В тот же день сообщение Фивы подтвердилось во всех подробностях. А старуха Фива окончательно помешалась и заговорила при дворне, блуждая по дому, о таких делах Салтычихи, о которых дворня, знавшая и видавшая немало, и слыхом не слыхивала.
– Ела, ела! Сама видела, как ела! – кричала она под вечер в кухне почти при всей дворне, размахивая руками и поводя странно сверкающими глазами. – А потом мы с ней на гнедке за Ростокино ехали. Ехали, а сосна к нам навстречу – чугу-чугу! Она и сосну за корешок да в рот… Такая прожорливая… барыня то наша, наша-то волчиха ненасытная!..
Затем, как бы опомнившись и что-то сообразив, Фива примолкла и обвела всех слушавших блуждающим, тусклым, как олово, взглядом. Все в ужасе слушали ее, не зная, что предпринять: не обращать ли на слова старухи никакого внимания или же немедленно донести обо всем Салтычихе. Между слушающими странные, болезненные речи безумной старухи находилась и Галина с Агашей. Они значительно переглядывались между собой, причем на молодых и свежих лицах их изображалась необыденная радость: видимо, речь старухи была для них чем-то, что только было известно и доступно им одним.

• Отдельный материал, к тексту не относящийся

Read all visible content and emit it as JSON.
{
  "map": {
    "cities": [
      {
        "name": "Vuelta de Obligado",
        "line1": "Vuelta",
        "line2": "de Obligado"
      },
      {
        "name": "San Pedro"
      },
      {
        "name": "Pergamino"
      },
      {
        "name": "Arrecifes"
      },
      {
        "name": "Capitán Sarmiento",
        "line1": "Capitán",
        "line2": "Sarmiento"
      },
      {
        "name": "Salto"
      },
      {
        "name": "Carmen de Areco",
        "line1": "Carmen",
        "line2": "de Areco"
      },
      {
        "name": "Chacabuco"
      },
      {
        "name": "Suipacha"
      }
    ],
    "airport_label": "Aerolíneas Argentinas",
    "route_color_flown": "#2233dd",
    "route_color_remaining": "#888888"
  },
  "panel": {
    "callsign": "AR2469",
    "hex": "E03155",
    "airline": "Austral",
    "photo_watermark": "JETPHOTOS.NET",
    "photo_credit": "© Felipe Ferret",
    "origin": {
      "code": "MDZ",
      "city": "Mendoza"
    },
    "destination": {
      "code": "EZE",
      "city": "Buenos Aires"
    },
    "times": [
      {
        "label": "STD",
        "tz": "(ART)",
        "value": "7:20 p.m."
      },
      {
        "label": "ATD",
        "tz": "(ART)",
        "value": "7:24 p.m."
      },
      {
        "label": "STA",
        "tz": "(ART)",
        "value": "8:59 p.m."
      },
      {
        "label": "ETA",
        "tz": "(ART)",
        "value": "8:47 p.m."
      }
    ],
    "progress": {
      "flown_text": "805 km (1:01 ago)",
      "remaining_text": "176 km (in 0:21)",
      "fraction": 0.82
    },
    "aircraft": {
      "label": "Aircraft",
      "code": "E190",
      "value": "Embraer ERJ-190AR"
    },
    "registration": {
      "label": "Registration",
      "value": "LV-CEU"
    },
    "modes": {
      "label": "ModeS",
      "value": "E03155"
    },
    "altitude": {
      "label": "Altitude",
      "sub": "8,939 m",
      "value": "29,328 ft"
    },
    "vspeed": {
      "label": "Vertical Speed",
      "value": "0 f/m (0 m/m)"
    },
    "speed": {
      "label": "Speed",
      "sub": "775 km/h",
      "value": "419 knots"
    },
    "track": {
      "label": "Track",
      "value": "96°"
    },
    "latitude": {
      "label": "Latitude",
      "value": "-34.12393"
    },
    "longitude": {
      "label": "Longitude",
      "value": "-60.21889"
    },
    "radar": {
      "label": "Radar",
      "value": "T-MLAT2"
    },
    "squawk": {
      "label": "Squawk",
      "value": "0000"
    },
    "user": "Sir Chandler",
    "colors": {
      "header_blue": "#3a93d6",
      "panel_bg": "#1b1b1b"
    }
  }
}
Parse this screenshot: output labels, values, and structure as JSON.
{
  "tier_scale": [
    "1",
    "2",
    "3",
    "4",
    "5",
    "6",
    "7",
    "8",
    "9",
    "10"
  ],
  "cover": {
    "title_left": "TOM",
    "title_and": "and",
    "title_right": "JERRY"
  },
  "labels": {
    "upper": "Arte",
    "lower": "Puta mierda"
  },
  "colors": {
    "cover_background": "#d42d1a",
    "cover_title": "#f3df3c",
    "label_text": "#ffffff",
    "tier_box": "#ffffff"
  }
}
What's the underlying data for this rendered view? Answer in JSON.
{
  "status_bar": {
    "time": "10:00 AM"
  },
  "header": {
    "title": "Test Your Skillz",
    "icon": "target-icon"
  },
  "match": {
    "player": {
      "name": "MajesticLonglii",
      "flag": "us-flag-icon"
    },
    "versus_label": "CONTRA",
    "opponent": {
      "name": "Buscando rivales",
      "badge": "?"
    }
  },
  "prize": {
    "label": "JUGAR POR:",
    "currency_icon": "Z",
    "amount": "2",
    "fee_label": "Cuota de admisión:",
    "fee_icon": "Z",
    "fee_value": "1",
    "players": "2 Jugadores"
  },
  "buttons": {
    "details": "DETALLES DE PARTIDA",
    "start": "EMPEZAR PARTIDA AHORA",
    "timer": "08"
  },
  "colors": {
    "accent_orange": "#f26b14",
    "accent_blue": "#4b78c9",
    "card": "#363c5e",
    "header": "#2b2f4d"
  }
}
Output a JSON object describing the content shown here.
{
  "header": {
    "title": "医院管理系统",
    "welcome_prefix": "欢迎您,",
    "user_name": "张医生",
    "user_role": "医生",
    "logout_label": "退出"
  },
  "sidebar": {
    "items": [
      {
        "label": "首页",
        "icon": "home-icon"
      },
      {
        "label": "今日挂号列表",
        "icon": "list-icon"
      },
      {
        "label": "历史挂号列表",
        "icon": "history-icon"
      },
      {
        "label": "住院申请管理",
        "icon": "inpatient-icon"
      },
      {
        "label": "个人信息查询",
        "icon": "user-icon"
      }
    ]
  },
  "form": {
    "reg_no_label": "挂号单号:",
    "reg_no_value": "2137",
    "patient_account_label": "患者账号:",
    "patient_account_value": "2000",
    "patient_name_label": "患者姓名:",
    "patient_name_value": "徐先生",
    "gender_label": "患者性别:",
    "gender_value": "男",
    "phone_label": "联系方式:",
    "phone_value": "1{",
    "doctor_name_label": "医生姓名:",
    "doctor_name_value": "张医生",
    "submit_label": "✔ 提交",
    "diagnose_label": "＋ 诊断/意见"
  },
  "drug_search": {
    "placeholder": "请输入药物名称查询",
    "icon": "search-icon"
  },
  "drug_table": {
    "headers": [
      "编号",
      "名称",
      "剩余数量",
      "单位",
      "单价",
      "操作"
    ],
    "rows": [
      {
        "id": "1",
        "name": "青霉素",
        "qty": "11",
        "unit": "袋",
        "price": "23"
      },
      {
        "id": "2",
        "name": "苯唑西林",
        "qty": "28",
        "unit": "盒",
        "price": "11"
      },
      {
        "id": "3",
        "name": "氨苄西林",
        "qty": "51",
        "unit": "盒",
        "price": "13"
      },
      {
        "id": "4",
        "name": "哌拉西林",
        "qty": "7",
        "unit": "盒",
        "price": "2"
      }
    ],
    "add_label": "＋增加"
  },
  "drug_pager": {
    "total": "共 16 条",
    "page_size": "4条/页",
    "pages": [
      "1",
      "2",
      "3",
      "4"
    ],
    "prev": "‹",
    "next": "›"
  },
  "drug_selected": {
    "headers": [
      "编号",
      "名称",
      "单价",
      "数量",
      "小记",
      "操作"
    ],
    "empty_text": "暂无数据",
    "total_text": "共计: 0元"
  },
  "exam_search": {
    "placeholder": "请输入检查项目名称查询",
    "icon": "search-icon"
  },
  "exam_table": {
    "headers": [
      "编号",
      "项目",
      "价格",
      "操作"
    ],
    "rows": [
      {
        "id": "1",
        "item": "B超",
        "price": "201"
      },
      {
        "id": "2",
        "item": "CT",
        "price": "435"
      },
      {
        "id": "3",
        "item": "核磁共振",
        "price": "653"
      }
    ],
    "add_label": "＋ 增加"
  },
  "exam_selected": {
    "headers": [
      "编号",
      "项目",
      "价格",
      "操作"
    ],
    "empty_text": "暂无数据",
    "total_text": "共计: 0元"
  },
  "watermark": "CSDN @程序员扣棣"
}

Агаша даже не удержалась, чтобы не пошутить при таком случае.
– Все-то ты врешь, Фивушка! – смеялась она весьма добродушно. – Право, врешь! Ну где же это видано, чтобы живой человек сосну, дерево ел! Особливо наша барыня. Аль у нее скусу нет? Аль она оглашенная какая, прости господи? Не ври-ка, Фивушка, не смущай народ!..
– Всем будет конец, всем! – захрипела вдруг Фива, как-то загадочно прислушивавшаяся к словам Агаши. – Всем! И ей… будет конец и ей… и она спиной ляжет… как я… Как ткнет – я так и растянулась, голубчики мои… И в глазах помутилось, и дух-то захватило, и заломило-то в спине…
Последние слова старуха произнесла почти рыдая, а потом мгновенно, точно пронзенная, вздрогнула, вскрикнула и бросилась на пол. Ползая по полу, она стонала:
– Простите! Простите меня, православные! Виновна я перед всеми вами, много виновна! Много я зла понаделала, много с вашей волчихой делов понатворила! Аксютку Замухрышкину придушила я… Ваньку, мальчонку Алексинского, засекла я… Я же прибила рубелем и Аксинью Толстогубиху, прачку… И на всех-то я наговаривала, и за всеми-то я следила, все видела, все пронюхивала и про все вашей чертовке откормленной докладывала… А она меня за это в грудь, в грудь, прямо в грудь… А я и покатилась… так и покатилась… так и покатилась… да уж и встать не могу… так и не могу встать… О-о-о!..
Хрипло и почти шепотом проговорила все это Фива и как-то сразу примолкла, как бы совсем обессиленная. Только мгновениями слышались ее словно бы детские всхлипывания. Потом и всхлипывания эти постепенно стихли. Старуха лежала без движения, свернувшись как собачонка под забором в стужу.